We’ve all heard the same talks: a very calm, hip developer talks about working on or releasing some cool project. They’re bold, confident, and appear to have everything under control. If you’re like me, you don’t feel that way at all. You’re terrified of letting anyone else see what you’re working on. You assume that everyone is smarter than you, and that you have no business trying to start a business.
Let’s strip away the false pretenses and talk frank about how we really feel. Releasing a plugin to the public can be a very scary prospect. Charging people for the privilege of using your code is even scarier. When do you release? How often do you update? Will you make any money? If your plugin is open source, how do you get people to commit to your project?

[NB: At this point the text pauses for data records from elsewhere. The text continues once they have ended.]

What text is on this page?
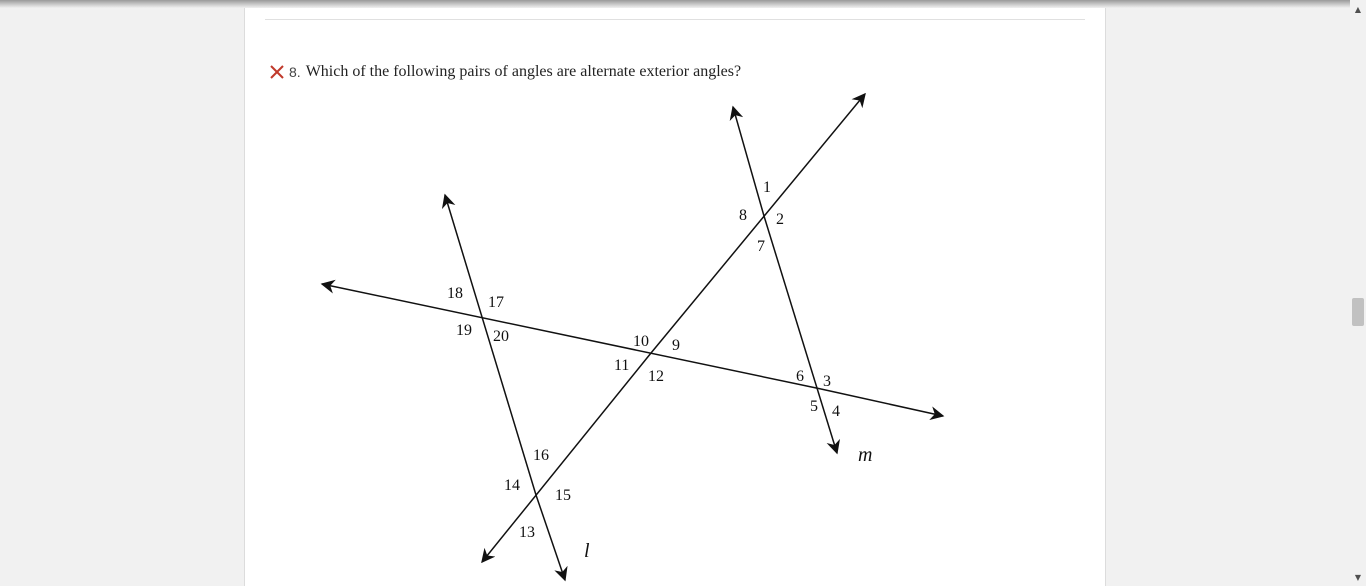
8. Which of the following pairs of angles are alternate exterior angles?
1
2
3
4
5
6
7
8
9
10
11
12
13
14
15
16
17
18
19 20
m
l
▲
▼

Most of the time, it feels like you’re building a plane in mid-flight. I speak from experience. In two years, our main product, Ninja Forms, has now been downloaded nearly 350,000 times, and we average $28,000 a month in Ninja Forms extension sales. I think anyone would say that’s pretty successful. From the outside, it might seem like we have everything together and that we’ve got it all figured out. It’s taken two years to get here, and trust me, we’ve made plenty of mistakes.
In this talk, we’ll have an open discuss about the pitfalls of managing and supporting a premium WordPress plugin when your user-base is growing very quickly. Some points we’ll cover: Overcoming the fear of releasing a plugin. Our experiences with support. Tales from a terrible update. Leading a group of open-source committers.